Homepage » come » Le terze parti possono leggere l'URL completo durante la navigazione tramite HTTPS?

    Le terze parti possono leggere l'URL completo durante la navigazione tramite HTTPS?


    Quando visiti in modo sicuro un sito web tramite https: // i dati inviati tra il server e il tuo browser sono crittografati, ma per quanto riguarda gli URL che stai visitando all'interno del sito? Il tuo ISP o altri osservatori di terze parti possono vedere ciò che stai guardando?

    La sessione di domande e risposte di oggi ci viene fornita per gentile concessione di SuperUser, una suddivisione di Stack Exchange, un raggruppamento di siti Web di domande e risposte basato sulla comunità.

    La domanda

    Un lettore SuperUser anonimo vuole sapere se le sue sessioni di navigazione sono completamente sicure:

    Sappiamo tutti che HTTPS crittografa la connessione tra il computer e il server in modo che non possa essere visualizzata da terzi. Tuttavia, l'ISP o una terza parte possono vedere il link esatto della pagina a cui l'utente ha avuto accesso?

    Ad esempio, visito:

    https://www.website.com/data/abc.html

    L'ISP saprà che ho effettuato l'accesso * / data / abc.html o semplicemente so che ho visitato l'IP di www.website.com?

    Se lo sanno, allora perché Wikipedia e Google hanno HTTPS quando qualcuno può semplicemente leggere i registri di Internet e scoprire il contenuto esatto che l'utente ha visualizzato?

    Una domanda interessante che ha certamente implicazioni per la privacy personale.
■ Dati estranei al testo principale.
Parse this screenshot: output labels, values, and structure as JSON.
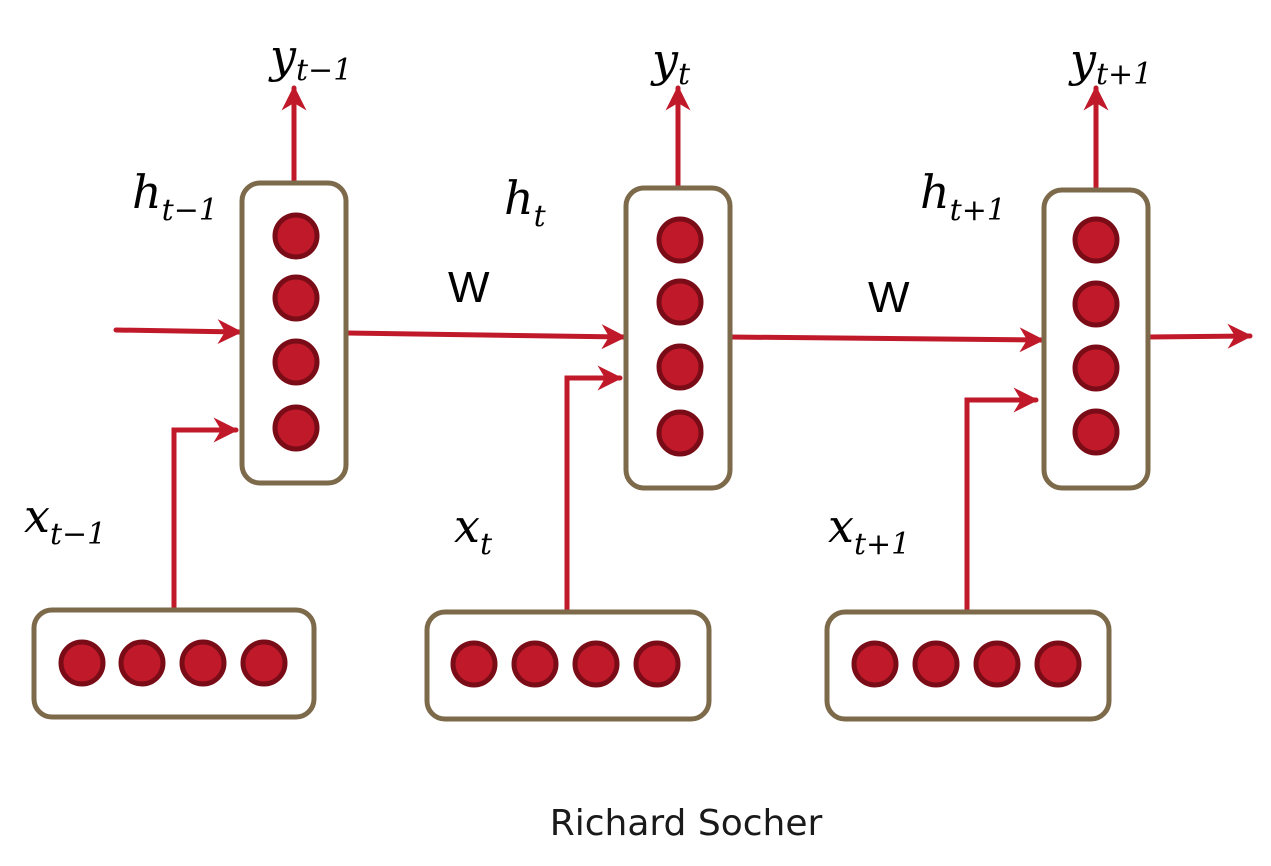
{
  "colors": {
    "box_stroke": "#7d6a4b",
    "node_fill": "#c01a2a",
    "node_stroke": "#7a0c18",
    "arrow": "#c01a2a"
  },
  "labels": {
    "y_prev": {
      "base": "y",
      "sub": "t−1"
    },
    "y_cur": {
      "base": "y",
      "sub": "t"
    },
    "y_next": {
      "base": "y",
      "sub": "t+1"
    },
    "h_prev": {
      "base": "h",
      "sub": "t−1"
    },
    "h_cur": {
      "base": "h",
      "sub": "t"
    },
    "h_next": {
      "base": "h",
      "sub": "t+1"
    },
    "x_prev": {
      "base": "x",
      "sub": "t−1"
    },
    "x_cur": {
      "base": "x",
      "sub": "t"
    },
    "x_next": {
      "base": "x",
      "sub": "t+1"
    },
    "w_first": "W",
    "w_second": "W"
  },
  "credit": "Richard Socher",
  "hidden_units_per_step": 4,
  "input_units_per_step": 4
}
Indagiamo.

    La risposta

    Collaboratore SuperUser Grawity offre una panoramica molto concisa di come l'intero URL viene elaborato lungo il percorso:

    Da sinistra a destra:

    Il schema https: è, ovviamente, interpretato dal browser.

    Il nome del dominio www.website.com è risolto in un indirizzo IP usando DNS. Il tuo ISP vedremo la richiesta DNS per questo dominio e la risposta.

    Il sentiero /data/abc.html viene inviato nella richiesta HTTP. Se usi HTTPS, questo sarà crittografato insieme al resto della richiesta e della risposta HTTP.

    Il stringa della domanda ?questo = che, se presente nell'URL, viene inviato nella richiesta HTTP - insieme al percorso. Quindi è anche crittografato.

    Il frammento #Là, se presente, non viene inviato da nessuna parte - è interpretato dal browser (a volte da JavaScript nella pagina restituita).

    In breve, tutto a destra del nome di dominio viene crittografato dalla sessione HTTPS e rimane invisibile al tuo ISP o a chiunque altro sbirciando le tue attività.


    Hai qualcosa da aggiungere alla spiegazione? Sound off nei commenti. Vuoi leggere più risposte dagli altri utenti di Stack Exchange esperti di tecnologia? Controlla la discussione completa qui.